Prince Philip reportedly asked a group of female community workers in east London: “Who do you sponge off?” “Sponging” is a British expression meaning obtaining money from others without doing anything in return.

The prince was accompanying the Queen to the official opening of the Chadwell Heath Community Center in Dagenham.

The Queen had been presented with a sponge cake at the center, local media reported.

Prince Philip also reportedly asked the women: “Do you meet to have a gossip?”

The comments come just a week after the 94-year-old made headlines for swearing at a photographer at an event to mark the 75th anniversary of the Battle of Britain.

The prince, appearing irritated, was filmed sniping at a photographer: “Just take the f***ing picture!”

Known for his irascible nature and blunt, politically incorrect sense of humor, the former naval officer has racked up a lengthy string of faux pas at official engagements over the decades.

As long ago as the 1960s, he insulted the women of his country with the remark, “British women can’t cook.”
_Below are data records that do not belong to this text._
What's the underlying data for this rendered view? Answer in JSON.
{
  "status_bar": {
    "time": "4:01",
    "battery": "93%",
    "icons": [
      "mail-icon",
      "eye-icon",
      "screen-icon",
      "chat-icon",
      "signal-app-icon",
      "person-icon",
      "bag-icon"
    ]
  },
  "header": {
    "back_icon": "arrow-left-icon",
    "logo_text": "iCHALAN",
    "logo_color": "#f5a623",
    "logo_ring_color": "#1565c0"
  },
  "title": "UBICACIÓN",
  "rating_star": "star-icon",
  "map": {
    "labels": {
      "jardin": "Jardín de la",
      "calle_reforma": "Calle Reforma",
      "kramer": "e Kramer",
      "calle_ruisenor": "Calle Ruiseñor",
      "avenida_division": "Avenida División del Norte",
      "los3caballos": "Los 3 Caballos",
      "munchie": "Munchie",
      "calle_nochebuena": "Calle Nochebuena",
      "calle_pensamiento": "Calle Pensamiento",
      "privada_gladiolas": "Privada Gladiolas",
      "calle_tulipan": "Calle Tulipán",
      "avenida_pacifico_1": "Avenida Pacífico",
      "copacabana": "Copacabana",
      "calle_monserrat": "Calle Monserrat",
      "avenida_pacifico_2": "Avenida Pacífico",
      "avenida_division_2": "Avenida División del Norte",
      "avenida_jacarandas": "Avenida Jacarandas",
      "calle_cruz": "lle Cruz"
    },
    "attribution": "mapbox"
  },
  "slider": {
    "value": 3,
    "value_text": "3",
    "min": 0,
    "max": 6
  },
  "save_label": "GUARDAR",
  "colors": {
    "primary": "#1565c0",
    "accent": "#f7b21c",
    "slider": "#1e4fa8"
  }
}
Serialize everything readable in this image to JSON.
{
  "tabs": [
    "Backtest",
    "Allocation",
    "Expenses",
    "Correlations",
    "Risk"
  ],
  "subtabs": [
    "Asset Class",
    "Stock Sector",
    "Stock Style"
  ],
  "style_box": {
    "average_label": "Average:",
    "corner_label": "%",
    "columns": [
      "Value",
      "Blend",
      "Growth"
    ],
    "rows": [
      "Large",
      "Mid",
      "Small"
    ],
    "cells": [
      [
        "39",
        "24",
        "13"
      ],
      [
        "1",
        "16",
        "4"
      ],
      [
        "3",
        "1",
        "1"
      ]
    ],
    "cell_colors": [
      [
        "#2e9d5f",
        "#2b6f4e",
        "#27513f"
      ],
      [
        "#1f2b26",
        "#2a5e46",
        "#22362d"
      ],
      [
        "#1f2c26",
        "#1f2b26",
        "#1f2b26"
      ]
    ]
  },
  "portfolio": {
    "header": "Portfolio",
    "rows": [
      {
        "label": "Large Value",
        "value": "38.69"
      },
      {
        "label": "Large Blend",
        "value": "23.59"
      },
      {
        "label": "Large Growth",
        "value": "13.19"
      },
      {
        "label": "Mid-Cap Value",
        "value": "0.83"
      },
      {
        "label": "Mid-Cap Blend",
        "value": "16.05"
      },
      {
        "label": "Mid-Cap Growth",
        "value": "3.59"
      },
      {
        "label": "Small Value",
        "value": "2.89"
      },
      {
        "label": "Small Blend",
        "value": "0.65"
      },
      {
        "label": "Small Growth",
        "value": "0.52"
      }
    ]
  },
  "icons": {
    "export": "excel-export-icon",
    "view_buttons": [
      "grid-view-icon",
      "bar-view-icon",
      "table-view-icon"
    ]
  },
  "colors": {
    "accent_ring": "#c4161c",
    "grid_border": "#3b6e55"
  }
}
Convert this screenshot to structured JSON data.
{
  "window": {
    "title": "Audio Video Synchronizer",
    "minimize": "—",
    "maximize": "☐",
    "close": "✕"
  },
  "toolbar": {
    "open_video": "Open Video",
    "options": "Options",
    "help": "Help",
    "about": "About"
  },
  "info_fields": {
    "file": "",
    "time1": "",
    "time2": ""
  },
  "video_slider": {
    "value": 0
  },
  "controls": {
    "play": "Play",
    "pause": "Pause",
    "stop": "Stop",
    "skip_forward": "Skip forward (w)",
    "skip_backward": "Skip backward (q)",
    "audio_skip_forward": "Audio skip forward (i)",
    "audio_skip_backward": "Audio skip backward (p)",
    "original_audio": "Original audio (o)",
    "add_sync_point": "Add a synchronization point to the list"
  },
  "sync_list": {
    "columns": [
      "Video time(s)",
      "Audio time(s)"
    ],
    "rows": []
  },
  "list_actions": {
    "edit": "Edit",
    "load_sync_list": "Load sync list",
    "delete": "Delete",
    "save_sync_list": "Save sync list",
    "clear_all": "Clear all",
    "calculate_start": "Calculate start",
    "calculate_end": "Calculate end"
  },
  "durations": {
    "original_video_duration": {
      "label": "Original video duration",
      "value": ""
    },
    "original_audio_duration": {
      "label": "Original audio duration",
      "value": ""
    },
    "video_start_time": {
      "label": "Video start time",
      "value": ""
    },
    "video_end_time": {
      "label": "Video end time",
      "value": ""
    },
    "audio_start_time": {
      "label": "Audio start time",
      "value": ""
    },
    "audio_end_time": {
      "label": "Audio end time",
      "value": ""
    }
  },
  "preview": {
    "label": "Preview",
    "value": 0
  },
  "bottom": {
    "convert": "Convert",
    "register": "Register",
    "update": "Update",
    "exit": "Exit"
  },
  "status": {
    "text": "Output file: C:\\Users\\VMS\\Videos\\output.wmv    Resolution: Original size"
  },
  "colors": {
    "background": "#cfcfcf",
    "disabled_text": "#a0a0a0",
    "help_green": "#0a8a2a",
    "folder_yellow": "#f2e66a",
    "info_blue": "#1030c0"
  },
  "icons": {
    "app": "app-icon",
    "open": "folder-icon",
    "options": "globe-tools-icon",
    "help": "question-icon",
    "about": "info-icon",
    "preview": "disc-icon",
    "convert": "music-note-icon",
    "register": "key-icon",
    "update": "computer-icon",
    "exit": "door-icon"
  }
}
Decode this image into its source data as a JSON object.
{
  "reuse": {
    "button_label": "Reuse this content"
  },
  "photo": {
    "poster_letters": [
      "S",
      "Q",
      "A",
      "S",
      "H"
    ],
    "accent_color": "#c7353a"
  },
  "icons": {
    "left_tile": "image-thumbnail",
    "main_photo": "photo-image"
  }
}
In the decades since, he has only upped the ante.

In 1986, Philip made a number of remarks that offended many Chinese.

Notoriously, on an official visit to China, he told a group of British exchange students: “If you stay here much longer you’ll all be slitty-eyed.”

His verdict on the Chinese capital? “Ghastly.”

The same year, he told a World Wildlife Fund meeting that “if it has got four legs and it is not a chair, if it has got two wings and flies but is not an aeroplane and if it swims and it is not a submarine, the Cantonese will eat it.”

In 1998, he asked a British student who had been trekking in Papua New Guinea: “You managed not to get eaten then?”

And four years later, while touring Australia with the Queen, he reportedly asked a group of Aborigines: “Do you still throw spears at each other?”

He has ruffled feathers closer to home as well.

In 1995, the Duke reportedly asked a Scottish driving instructor in Oban: “How do you keep the natives off the booze long enough to pass the test?”

A year later, following Scotland’s Dunblane massacre, in which 16 schoolchildren and a teacher were killed by a gunman, he questioned the need for a firearms ban, drawing criticism from politicians.

“If a cricketer, for instance, suddenly decided to go into a school and batter a lot of people to death with a cricket bat, which he could do very easily, I mean, are you going to ban cricket bats?” Prince Philip was quoted as asking.

Disabled people, too, have been a target for his blunt wit. In 2012, he asked a 60-year-old London man on a mobility scooter: “How many people have you knocked over this morning on that thing?”

Local media reported that, like many targets of the Prince’s jokes, the man took the Prince’s comments in good humor. “That is just typical from the Duke. He is renowned for his humor,” David Miller was quoted as saying.